The October post displayed in Washington showed that Pratt had signed up 79 men for his proposed Zouave Company A. In addition to himself as captain, he had enlisted from the Bennington area two lieutenants, five sergeants, eight corporals, one drummer, thirty privates from Bennington, 13 privates from Shaftsbury, eight privates from Woodford, five privates from Readsboro, three from Wallingford, two from Pownal, two from Whitingham, one from Danby, one for Charlemont, Mass., one from North Adams, Mass., and one from New Haven Conn.

That apparently was the last mention of the Bennington unit as Zouaves. No one knows when the name "Zouaves" slipped from usage. The next time we pick up Company A of the Fourth Regiment Vermont Volunteers is in the official record of Vermont's participation in the conflict -- "Revised Roster of Vermont Volunteers in the War of the Rebellion (1861-1866)," compiled by Vermont's Adjutant-General Theodore S. Peck in 1892.

There we find Pratt's complete 79-man list, together with many others, comprising Company A, and a full complement of the Fourth Regiment from all over the state. All were just plain officers and soldiers; there was no reference to Zouaves. The Fourth Vermont hung up an enviable Civil War record. One historian paid this tribute:

"(The Fourth Regiment's) history is everywhere a part of the history of a brigade famed throughout our nation, and whose losses in battle, killed and mortally wounded, exceed those of every other brigade in the Union armies, east or west."

Some states actually fielded Zouave units in the early months of the Civil War. Among the Zouave units were the "Salem Zouaves" (8th Mass. Vol. militia); 146th New York Infantry; "Duryee's Zouaves" (5th New Your Infantry; Wilson's Zouaves (6th New York Infantry); 4th Michigan Infantry and the 44th New York Infantry, also called "Ellsworth Avengers."

---o---

ZOUAVE UNIFORMS were colorful. Zouave officers wore a braided jacket of the same general color and cut as that worn by the enlisted men of their regiment. In the 165th New York Infantry, the officers wore a braided jacket, a cap, vest and scarlet trousers. The jacket was adorned with gold braid and small sleeve buttons.

Many of the Zouave units -- probably most of them -- were abandoned early in the Civil War. It was quickly found that their colorful uniforms made them perfect targets in battle.

All of which probably quietly explains why, in Vermont, Pratt's "Zouaves" disappeared while the same men went into combat as plain soldiers and turned in a fighting record that became the envy of the nation.

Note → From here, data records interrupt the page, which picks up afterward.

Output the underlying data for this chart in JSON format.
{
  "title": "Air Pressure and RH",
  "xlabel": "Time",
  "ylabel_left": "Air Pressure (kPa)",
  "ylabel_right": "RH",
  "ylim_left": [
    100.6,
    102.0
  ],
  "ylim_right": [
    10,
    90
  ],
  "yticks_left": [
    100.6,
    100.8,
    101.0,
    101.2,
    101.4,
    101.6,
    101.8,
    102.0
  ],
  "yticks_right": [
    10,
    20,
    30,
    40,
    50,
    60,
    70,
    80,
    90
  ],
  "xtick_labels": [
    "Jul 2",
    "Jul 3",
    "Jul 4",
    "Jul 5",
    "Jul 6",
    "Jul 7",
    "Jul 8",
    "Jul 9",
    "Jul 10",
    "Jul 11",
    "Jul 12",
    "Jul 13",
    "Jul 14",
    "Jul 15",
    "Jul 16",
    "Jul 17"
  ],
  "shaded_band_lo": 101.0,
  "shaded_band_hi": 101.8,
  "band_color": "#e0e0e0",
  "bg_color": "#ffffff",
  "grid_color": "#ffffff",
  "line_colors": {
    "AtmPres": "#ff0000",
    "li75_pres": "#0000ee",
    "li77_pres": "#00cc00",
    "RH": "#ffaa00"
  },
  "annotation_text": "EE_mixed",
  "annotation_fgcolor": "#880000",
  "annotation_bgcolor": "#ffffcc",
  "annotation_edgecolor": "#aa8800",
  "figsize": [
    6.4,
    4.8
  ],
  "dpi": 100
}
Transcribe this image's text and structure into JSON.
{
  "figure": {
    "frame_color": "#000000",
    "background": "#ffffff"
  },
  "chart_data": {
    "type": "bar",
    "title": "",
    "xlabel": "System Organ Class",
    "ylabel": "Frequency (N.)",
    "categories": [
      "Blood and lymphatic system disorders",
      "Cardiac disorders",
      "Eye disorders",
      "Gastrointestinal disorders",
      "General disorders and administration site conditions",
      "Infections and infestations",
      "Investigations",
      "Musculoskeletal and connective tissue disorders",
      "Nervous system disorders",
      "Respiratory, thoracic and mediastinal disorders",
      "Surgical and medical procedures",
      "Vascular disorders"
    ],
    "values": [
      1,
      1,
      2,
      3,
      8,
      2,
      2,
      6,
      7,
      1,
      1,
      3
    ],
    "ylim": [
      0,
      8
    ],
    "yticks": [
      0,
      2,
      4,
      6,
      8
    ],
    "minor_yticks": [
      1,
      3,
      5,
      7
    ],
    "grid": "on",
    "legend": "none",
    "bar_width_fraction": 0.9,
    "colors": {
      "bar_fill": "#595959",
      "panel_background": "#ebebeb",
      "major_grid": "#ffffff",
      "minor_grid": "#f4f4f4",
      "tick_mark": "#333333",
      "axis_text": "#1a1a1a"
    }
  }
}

Source: Bennington Banner, Wednesday, January 20, 1982. Reprinted with permission of the Managing Editor, 12/29/2000.


Footnotes:

1John Edward Pratt, credited to Bennington, was commissioned Captain, Co. A, Fourth Vermont Volunteer Infantry 8/27/1861. He was promoted to Major 5/9/1864 with an effective date of 4/30/1864. Taken prisoner 6/23/1864 at Weldon Railroad, he was held until paroled on 3/1/1865, mainly in Columbia, North Carolina. Pratt was promoted to Lieutenant-Colonel of the regiment on 3/20/1865, with an effective date of 3/14/1865, and mustered out 7/13/1865. He died before 1885 and is buried in the Village Cemetery, in Bennington. The Vermont Historical Society has a photograph of him in their Officers Reunion Society collection. (1892 Revised Roster).

2The recruiting poster was not on display at the museum in December, 2000. We will try to locate it.

Note: Archives of the Bennington Banner for the years covering the Civil War are held by the Bennington Museum.